Scroll down and notice the last bra at 061994. Click on it with the mouse and press F4 (go to line). Mmm, that only advanced the game by two frames (look at the left hand side). So we need to run more. Scroll down and try 061AD4 with F4 again. Ok! That took us to frame 1189 and the whole memory test done. That was lucky.

The instruction at 061AD8 is a jump to 61C54. Let us try to jump there directly skipping the whole test. Press F3 for reset. The cursor should be at 6190A. Now type PC=61AD4 at the bottom of the MAME window. Press F5 (go) and watch... there you go, the game skipped the test for the RAM. But not for the ROM! We need to skip the ROM test or the game will detect the patch and fail to boot. Let's look further following the same approach until we arrive to the conclusion that PC=400 is the real starting point after the self test.

Now we know what we need. But how to convert this to a patch?

You can either alter the reset starting position, which some CPUs let you do or you can introduce a branch at the current reset point. Let's do the first. The original reset address was 6190A. Let's look for it in the code. Generate the rom file for the Ghouls'n Ghost MRA using the mra tool. Now open the file with your favourite hex editor (even xxd in linux is enough). Search for 6190A but bear in mind that byte order might be swapped. I looked for 0A19 and got it right after 0600. If you swap the byte order you get 0006190A: bingo. Note the address in the rom file for this: 44.
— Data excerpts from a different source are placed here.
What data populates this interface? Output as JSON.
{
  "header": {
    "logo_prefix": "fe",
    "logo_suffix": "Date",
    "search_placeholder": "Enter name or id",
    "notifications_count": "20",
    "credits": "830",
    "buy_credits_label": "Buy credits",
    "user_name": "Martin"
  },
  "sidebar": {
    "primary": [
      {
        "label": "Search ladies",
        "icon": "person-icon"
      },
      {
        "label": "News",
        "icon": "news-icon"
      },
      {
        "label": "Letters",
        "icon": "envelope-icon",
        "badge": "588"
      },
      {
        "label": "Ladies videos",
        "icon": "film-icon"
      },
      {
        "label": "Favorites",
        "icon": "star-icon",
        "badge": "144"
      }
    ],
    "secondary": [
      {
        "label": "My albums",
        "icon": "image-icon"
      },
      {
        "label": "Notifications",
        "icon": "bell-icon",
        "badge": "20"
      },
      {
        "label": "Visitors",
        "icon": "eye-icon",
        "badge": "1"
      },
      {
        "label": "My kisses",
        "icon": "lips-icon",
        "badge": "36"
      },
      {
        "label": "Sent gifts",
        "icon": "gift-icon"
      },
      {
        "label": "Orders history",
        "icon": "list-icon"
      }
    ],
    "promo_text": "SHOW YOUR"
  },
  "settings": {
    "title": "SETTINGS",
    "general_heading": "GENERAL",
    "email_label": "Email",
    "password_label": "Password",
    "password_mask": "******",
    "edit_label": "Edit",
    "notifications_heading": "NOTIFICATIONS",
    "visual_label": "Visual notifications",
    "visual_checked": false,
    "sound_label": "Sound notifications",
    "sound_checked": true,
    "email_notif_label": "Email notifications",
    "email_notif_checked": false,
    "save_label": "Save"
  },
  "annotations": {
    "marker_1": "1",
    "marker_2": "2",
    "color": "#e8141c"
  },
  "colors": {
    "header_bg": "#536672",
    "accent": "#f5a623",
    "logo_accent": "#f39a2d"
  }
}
Now open the MRA file and write a patch to replace those bytes:

<patch offset="0x44"> 00 00 00 04</patch>

Note how we reverse the byte order of the 00000400 new starting address. Save your new MRA file -with a different name- and test it. If all goes well you will have done your first successful patch.

Patches can be used to include cheat codes too, translate games or pretty much anything!

I hope you enjoyed this article and please share your patch creations with the community.